Dans l’espace public, l’aide humanitaire occupe la première place de la coopération internationale. Elle panse les dégâts de toutes les crises. Cependant, une autre partie de cette coopération invente des transitions vers un développement durable au Sud. La solidarité internationale, adossée au développement d’économies de proximité, est désormais à l’ordre du jour. Comment en effet répondre aux enjeux planétaires telles l’urgence écologique, la montée des inégalités, la mise à mal des démocraties et la présence d’intégrismes religieux comblant le vide actuel d’horizon collectif ? Comment accompagner des communautés de plus en plus laissées à elles-mêmes par les États ?

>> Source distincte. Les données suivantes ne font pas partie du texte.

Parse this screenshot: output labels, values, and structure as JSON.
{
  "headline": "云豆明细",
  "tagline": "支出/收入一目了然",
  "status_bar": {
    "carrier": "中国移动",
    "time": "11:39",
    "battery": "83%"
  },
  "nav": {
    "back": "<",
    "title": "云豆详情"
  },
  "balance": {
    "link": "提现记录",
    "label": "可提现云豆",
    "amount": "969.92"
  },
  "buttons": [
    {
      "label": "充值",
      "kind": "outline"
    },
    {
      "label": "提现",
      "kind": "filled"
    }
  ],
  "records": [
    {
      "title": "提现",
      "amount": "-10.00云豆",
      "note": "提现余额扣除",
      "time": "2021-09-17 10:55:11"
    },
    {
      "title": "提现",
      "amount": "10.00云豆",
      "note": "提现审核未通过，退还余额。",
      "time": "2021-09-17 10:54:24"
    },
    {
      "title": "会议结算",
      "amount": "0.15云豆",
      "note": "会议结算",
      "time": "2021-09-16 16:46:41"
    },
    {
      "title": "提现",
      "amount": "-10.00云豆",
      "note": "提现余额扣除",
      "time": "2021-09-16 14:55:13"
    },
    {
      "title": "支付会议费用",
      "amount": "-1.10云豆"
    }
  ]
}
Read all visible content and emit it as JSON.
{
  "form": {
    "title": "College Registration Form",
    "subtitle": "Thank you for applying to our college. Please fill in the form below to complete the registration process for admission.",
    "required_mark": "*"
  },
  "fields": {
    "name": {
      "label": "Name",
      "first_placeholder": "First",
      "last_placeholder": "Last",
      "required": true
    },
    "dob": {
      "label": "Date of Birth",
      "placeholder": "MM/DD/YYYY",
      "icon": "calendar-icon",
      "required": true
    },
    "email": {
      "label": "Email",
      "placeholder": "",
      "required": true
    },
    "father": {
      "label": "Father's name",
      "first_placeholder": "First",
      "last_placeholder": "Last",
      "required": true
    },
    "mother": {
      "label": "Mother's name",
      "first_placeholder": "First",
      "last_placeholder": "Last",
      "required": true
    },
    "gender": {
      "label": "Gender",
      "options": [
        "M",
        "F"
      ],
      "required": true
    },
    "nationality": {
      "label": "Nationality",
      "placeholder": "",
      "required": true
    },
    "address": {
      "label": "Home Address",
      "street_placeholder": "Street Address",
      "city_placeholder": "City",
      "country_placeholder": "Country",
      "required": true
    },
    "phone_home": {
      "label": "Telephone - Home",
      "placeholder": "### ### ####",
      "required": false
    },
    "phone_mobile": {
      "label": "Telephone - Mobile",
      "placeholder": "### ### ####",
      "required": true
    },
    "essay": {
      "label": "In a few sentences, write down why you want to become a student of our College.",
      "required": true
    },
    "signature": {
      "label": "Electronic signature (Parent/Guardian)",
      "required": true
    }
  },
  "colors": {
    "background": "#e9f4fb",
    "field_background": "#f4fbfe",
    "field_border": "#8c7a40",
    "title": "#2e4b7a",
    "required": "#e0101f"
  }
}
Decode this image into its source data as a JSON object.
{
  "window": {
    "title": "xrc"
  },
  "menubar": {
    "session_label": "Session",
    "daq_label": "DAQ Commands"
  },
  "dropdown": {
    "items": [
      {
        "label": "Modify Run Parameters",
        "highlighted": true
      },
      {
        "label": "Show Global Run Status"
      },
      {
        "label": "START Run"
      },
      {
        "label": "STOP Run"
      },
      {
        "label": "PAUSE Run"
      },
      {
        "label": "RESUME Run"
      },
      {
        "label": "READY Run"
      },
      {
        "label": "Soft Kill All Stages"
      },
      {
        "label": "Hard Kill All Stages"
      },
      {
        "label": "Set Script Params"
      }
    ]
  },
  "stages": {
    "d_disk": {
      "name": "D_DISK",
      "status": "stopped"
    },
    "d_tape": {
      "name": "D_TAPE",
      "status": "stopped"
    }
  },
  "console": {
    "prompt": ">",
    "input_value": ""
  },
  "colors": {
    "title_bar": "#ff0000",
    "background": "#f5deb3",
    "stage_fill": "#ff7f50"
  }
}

Depuis une décennie, un double virage, écologique et économique, traverse la coopération. Cet ouvrage présente l’itinéraire d’organisations de coopération internationale (OCI), de coopératives, de groupes de producteurs agricoles et de syndicats qui ont pris ce tournant en tissant la toile d’une solidarité économique favorisant sécurité alimentaire, accès au crédit et lutte contre la précarité énergétique. Une solidarité misant sur la finance solidaire ouvre ainsi un nouvel espace des possibles : l’épargne du Nord soutenant des investissements socioéconomiques au Sud qui réinventent l’espoir.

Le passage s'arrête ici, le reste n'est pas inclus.